Slow cities

So-called “Cittàslow“, slow cities, offer deceleration pure.

dpa/Rolf Haid - Schwarzwaldgipfel des Kandels bei Waldkirch

“Deceleration” is the order of the day. But how and where? In 1999 the slow food movement, initiated by Carlo Petrini, and the farmers’ network Terra Madre founded a network in Orvieto, Italy, that today encompasses 25 countries and classifies cities with fewer than 50,000 inhabitants as “Cittàslow” (Italian: città = city; English: slow), slow cities. Cities that satisfy certain conditions can join the network and are distinguished by the fact that their residents “still recognize the slow, the change of the seasons, the authenticity of products, customs, taste and health”. After Italy, Germany, with 16 such cities, is the home of most members of the movement.

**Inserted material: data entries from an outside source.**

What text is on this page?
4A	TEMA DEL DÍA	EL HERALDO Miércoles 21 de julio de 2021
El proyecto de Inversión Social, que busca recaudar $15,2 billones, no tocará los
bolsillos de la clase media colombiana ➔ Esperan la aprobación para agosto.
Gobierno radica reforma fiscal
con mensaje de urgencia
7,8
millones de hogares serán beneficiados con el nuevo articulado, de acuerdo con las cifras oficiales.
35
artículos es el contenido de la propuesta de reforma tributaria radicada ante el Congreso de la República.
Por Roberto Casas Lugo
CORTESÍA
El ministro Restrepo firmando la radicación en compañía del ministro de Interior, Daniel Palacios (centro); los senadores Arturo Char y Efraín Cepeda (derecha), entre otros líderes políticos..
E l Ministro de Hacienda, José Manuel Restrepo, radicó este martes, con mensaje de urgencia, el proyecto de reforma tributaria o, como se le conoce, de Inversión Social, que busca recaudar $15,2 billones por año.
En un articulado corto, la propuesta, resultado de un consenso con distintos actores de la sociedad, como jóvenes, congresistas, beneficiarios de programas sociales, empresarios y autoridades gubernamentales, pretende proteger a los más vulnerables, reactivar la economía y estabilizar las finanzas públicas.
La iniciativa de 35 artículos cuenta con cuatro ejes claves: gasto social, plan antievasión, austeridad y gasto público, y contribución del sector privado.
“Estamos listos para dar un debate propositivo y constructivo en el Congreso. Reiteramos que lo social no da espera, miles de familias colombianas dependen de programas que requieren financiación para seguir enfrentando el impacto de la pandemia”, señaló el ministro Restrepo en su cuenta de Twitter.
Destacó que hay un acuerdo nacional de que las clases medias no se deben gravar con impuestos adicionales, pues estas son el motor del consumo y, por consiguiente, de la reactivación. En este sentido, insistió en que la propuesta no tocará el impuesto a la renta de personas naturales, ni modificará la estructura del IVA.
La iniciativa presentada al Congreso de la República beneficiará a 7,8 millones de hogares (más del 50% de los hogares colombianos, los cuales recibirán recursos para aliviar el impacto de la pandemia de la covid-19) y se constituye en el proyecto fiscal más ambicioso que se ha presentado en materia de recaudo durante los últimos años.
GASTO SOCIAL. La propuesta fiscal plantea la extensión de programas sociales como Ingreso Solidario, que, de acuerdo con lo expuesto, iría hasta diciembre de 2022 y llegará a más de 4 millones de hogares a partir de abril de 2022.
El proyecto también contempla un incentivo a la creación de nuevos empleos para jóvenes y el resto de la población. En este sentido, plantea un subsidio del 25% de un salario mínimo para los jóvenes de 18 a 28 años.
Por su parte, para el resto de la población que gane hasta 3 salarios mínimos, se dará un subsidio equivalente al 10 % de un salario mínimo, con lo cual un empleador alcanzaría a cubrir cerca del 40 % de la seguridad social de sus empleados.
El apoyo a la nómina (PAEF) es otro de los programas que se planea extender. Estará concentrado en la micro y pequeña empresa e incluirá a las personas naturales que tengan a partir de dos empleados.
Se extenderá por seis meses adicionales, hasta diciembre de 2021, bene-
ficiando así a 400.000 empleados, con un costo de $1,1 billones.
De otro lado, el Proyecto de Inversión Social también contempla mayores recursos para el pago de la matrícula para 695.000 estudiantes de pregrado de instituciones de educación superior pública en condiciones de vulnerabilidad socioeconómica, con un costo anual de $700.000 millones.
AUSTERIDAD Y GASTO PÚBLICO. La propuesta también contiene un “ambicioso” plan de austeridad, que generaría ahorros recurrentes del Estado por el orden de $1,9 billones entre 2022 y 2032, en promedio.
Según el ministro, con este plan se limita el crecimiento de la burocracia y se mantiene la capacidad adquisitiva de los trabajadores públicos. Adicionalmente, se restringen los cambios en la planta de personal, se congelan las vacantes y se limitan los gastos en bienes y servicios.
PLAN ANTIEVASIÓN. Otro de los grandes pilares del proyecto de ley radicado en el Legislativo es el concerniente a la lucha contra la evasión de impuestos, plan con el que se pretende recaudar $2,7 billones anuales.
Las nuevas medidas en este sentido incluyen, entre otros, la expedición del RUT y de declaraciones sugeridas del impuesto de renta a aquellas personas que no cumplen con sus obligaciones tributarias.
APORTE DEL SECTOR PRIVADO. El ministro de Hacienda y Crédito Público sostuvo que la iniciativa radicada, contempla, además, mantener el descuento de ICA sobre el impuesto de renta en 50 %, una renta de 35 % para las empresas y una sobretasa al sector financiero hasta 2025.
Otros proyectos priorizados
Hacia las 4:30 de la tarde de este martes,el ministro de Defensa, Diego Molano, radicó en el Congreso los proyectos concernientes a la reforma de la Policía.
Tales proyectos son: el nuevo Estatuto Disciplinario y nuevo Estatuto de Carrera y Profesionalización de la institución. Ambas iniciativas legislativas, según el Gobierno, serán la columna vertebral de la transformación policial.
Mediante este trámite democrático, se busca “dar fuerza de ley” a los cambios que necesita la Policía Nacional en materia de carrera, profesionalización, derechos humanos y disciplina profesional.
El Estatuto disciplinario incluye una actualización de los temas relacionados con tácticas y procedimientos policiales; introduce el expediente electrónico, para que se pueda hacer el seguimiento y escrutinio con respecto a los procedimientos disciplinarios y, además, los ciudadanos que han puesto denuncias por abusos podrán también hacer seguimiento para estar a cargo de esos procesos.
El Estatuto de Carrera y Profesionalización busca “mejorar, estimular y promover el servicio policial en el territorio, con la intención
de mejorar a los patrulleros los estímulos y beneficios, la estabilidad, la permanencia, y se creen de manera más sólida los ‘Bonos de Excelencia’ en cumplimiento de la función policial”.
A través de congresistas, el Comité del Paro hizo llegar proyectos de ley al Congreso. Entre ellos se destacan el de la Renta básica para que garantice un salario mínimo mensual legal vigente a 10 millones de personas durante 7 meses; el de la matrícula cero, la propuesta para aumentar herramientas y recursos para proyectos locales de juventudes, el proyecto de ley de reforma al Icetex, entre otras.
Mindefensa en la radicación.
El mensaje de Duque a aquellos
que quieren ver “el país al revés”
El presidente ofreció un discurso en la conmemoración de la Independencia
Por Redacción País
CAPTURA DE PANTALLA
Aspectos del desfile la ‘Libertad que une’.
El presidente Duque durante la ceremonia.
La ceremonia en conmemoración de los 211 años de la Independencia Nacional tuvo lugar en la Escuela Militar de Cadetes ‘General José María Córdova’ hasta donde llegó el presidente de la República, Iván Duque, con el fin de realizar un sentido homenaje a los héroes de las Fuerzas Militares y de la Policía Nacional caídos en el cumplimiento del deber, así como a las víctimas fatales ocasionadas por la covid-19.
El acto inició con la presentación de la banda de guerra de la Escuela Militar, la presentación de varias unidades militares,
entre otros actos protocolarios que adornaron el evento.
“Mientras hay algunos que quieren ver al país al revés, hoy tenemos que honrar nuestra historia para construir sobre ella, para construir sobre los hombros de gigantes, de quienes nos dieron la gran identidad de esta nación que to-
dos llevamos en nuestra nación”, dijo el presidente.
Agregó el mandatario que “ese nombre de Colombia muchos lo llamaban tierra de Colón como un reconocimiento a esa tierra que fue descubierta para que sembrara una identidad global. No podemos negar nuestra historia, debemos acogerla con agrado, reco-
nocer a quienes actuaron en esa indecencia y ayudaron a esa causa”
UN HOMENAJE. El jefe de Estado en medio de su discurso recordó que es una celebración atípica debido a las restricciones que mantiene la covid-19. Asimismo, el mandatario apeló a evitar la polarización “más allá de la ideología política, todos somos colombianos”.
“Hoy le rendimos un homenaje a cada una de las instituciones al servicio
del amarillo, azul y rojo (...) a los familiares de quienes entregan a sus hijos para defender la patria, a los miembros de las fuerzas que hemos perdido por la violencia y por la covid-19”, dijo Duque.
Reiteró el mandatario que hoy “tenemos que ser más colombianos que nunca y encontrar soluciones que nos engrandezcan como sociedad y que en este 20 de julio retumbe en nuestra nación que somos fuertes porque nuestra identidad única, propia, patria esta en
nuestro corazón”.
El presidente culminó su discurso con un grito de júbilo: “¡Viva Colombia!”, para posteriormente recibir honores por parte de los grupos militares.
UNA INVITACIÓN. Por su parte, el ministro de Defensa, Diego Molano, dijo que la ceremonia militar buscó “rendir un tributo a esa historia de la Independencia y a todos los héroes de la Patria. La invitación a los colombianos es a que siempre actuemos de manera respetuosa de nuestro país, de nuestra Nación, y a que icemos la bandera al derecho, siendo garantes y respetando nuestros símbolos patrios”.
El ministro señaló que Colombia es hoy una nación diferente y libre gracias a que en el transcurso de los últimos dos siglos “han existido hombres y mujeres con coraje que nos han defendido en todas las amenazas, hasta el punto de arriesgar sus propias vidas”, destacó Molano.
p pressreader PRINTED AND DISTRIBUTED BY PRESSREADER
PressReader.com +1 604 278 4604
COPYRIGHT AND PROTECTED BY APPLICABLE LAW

The small town of Hersbruck in Central Franconia was the first German city to join the network. It captioned its membership with a quotation from the French politician Jean Jaurès: “Maintaining tradition does not mean to preserve ashes, but rather to keep the embers glowing”. The slow lifestyle is celebrated annually on the first weekend of August with the Hersbruck Old Town Festival, which takes place in the medieval centre of the town replete with city walls, gates, towers and castle. The second German member of the network was Waldkirch in Baden-Württemberg. A high point in the calendar of the organ-building city at the foot of the Black Forest is the triennial International Organ Festival.

Biosphere reserve and Star Park

It is not necessarily the tourist highlights, however, that are the chief features of these cities, but above all their situation and their citizens’ awareness of sustainability. Bischofsheim in the Rhön Mountains, for example, scores for its hiking trails. The premium “Hochrhön Path”, with its marvellous views of highland scenery, is well-known even beyond the region. Above the town rises the Kreuzberg, a former site of pilgrimage and today a popular destination for hikers. The Rhön region has been recognized by UNESCO as a biosphere reserve since 1991 and has been certified as a Star Park since 2014, a place where you can observe the celestial bodies particularly well because the countryside is not spoilt and local cities get along without much artificial light.